Determining the evolution of pigmentation patterns on mollusk seashells -- which could aid in the understanding of ancient nervous systems -- has proved to be a challenging feat for researchers. Now, however, through mathematical equations and simulations, University of Pittsburgh and University of California, Berkeley, researchers have used 19 different species of the predatory sea snail Conus to generate a model of the pigmentation patterns of mollusk shells.
"There is no evolutionary record of nervous systems, but what you're seeing on the surface of seashells is a space-time record, like the recording of brain-wave activity in an electroencephalogram (EEG)," said project coinvestigator G. Bard Ermentrout, Pitt Distinguished University Professor of Computational Biology and a professor in the Kenneth P. Dietrich School of Arts and Sciences' Department of Mathematics.
Seashells differ substantially between the closely related Conus species, and the complexity of the patterns makes it difficult to properly characterize their similarities and differences. It also has proven difficult to describe the evolution of pigmentation patterns or to draw inferences about how natural selection might affect them. In a paper published in the Jan. 3 issue of the Proceedings of the National Academy of Sciences (PNAS) Online, Ermentrout and his colleagues attempt to resolve this problem by combining models based on natural evolutionary relationships with a realistic developmental model that can generate pigmentation patterns of the shells of the various Conus species.
In order for UC Berkeley scientists to create simulations, Ermentrout and his collaborators developed equations and a neural model for the formation of the pigmentation patterns on shell surfaces. With the equations in hand, Zhenquiang Gong, a UC Berkeley graduate student in engineering, used a computer to simulate the patterns on the shells, hand fitting the parameters to create a basic model for the patterns of a given species.

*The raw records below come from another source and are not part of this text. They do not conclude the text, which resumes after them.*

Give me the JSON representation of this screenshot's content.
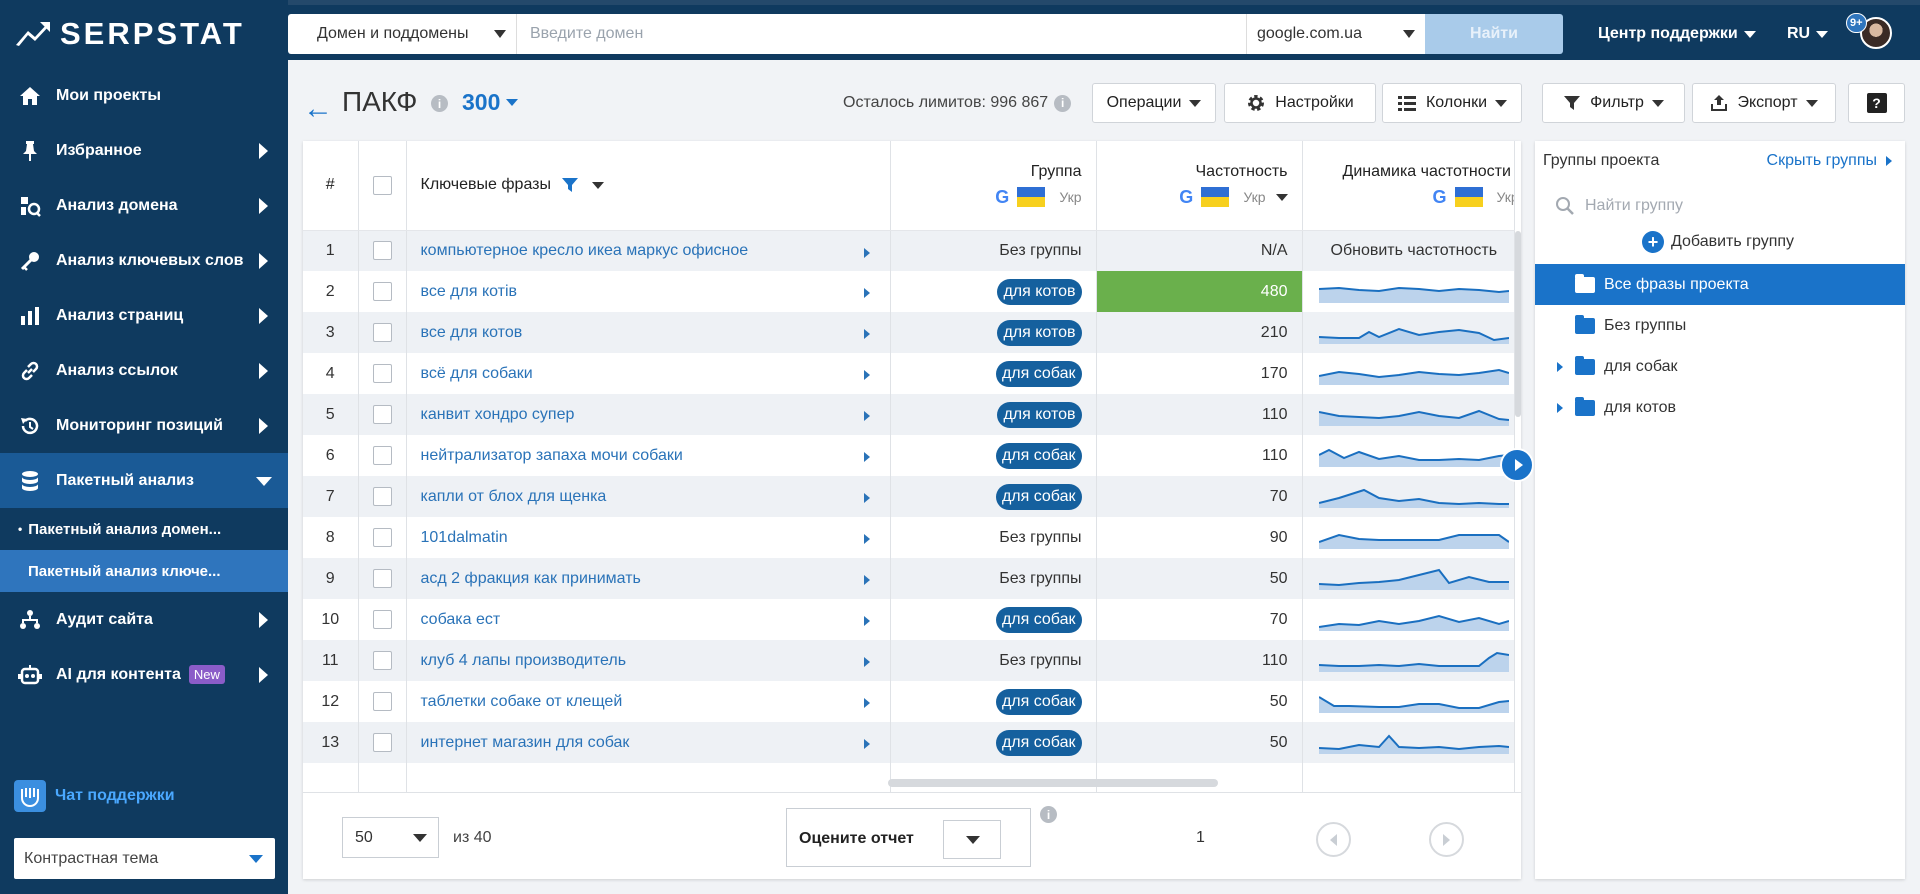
{
  "sidebar": {
    "logo": "SERPSTAT",
    "items": [
      {
        "label": "Мои проекты",
        "icon": "home-icon"
      },
      {
        "label": "Избранное",
        "icon": "pin-icon"
      },
      {
        "label": "Анализ домена",
        "icon": "domain-analysis-icon"
      },
      {
        "label": "Анализ ключевых слов",
        "icon": "key-icon"
      },
      {
        "label": "Анализ страниц",
        "icon": "bar-chart-icon"
      },
      {
        "label": "Анализ ссылок",
        "icon": "link-icon"
      },
      {
        "label": "Мониторинг позиций",
        "icon": "history-icon"
      },
      {
        "label": "Пакетный анализ",
        "icon": "database-icon"
      }
    ],
    "subitems": [
      "Пакетный анализ домен...",
      "Пакетный анализ ключе..."
    ],
    "items2": [
      {
        "label": "Аудит сайта",
        "icon": "sitemap-icon"
      },
      {
        "label": "AI для контента",
        "icon": "robot-icon",
        "badge": "New"
      }
    ],
    "chat": "Чат поддержки",
    "theme": "Контрастная тема"
  },
  "header": {
    "domain_select": "Домен и поддомены",
    "domain_placeholder": "Введите домен",
    "engine": "google.com.ua",
    "find": "Найти",
    "support": "Центр поддержки",
    "lang": "RU",
    "notifications": "9+"
  },
  "title": {
    "name": "ПАКФ",
    "count": "300",
    "limits": "Осталось лимитов: 996 867"
  },
  "toolbar": {
    "operations": "Операции",
    "settings": "Настройки",
    "columns": "Колонки",
    "filter": "Фильтр",
    "export": "Экспорт",
    "help": "?"
  },
  "table": {
    "headers": {
      "num": "#",
      "keywords": "Ключевые фразы",
      "group": "Группа",
      "frequency": "Частотность",
      "dynamics": "Динамика частотности",
      "region": "Укр"
    },
    "rows": [
      {
        "n": "1",
        "kw": "компьютерное кресло икеа маркус офисное",
        "group": "Без группы",
        "badge": false,
        "freq": "N/A",
        "dyn": "Обновить частотность"
      },
      {
        "n": "2",
        "kw": "все для котів",
        "group": "для котов",
        "badge": true,
        "freq": "480",
        "highlight": true
      },
      {
        "n": "3",
        "kw": "все для котов",
        "group": "для котов",
        "badge": true,
        "freq": "210"
      },
      {
        "n": "4",
        "kw": "всё для собаки",
        "group": "для собак",
        "badge": true,
        "freq": "170"
      },
      {
        "n": "5",
        "kw": "канвит хондро супер",
        "group": "для котов",
        "badge": true,
        "freq": "110"
      },
      {
        "n": "6",
        "kw": "нейтрализатор запаха мочи собаки",
        "group": "для собак",
        "badge": true,
        "freq": "110"
      },
      {
        "n": "7",
        "kw": "капли от блох для щенка",
        "group": "для собак",
        "badge": true,
        "freq": "70"
      },
      {
        "n": "8",
        "kw": "101dalmatin",
        "group": "Без группы",
        "badge": false,
        "freq": "90"
      },
      {
        "n": "9",
        "kw": "асд 2 фракция как принимать",
        "group": "Без группы",
        "badge": false,
        "freq": "50"
      },
      {
        "n": "10",
        "kw": "собака ест",
        "group": "для собак",
        "badge": true,
        "freq": "70"
      },
      {
        "n": "11",
        "kw": "клуб 4 лапы производитель",
        "group": "Без группы",
        "badge": false,
        "freq": "110"
      },
      {
        "n": "12",
        "kw": "таблетки собаке от клещей",
        "group": "для собак",
        "badge": true,
        "freq": "50"
      },
      {
        "n": "13",
        "kw": "интернет магазин для собак",
        "group": "для собак",
        "badge": true,
        "freq": "50"
      }
    ]
  },
  "footer": {
    "per_page": "50",
    "of": "из 40",
    "rate": "Оцените отчет",
    "page": "1"
  },
  "groups": {
    "title": "Группы проекта",
    "hide": "Скрыть группы",
    "search_placeholder": "Найти группу",
    "add": "Добавить группу",
    "items": [
      {
        "label": "Все фразы проекта",
        "selected": true,
        "expandable": false
      },
      {
        "label": "Без группы",
        "selected": false,
        "expandable": false
      },
      {
        "label": "для собак",
        "selected": false,
        "expandable": true
      },
      {
        "label": "для котов",
        "selected": false,
        "expandable": true
      }
    ]
  },
  "colors": {
    "sidebar": "#0f3a5f",
    "accent": "#1a73c9",
    "badge": "#15609e",
    "highlight": "#6ab04c"
  }
}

The results of this study have allowed the researchers to estimate the shell pigmentation patterns of ancestral species, identify lineages in which one or more parameters have evolved rapidly, and measure the degree to which different parameters correlate with the evolutionary development and history of the organisms. Since the parameters are telling the researchers something about the circuitry of the mollusks' nervous system, this is an indirect way to study the evolution of a simple nervous system.
"We've found that some aspects of the nervous system have remained quite stable over time, while there is a rapid evolution of other portions," said Ermentrout.
"In the future, we hope to use similar ideas to understand other pattern-forming systems that are controlled by the nervous system," Ermentrout added. "For instance, we would really like to develop models for some of the cephalopods like the cuttlefish and the octopus, which are able to change patterns on their skin in an instant."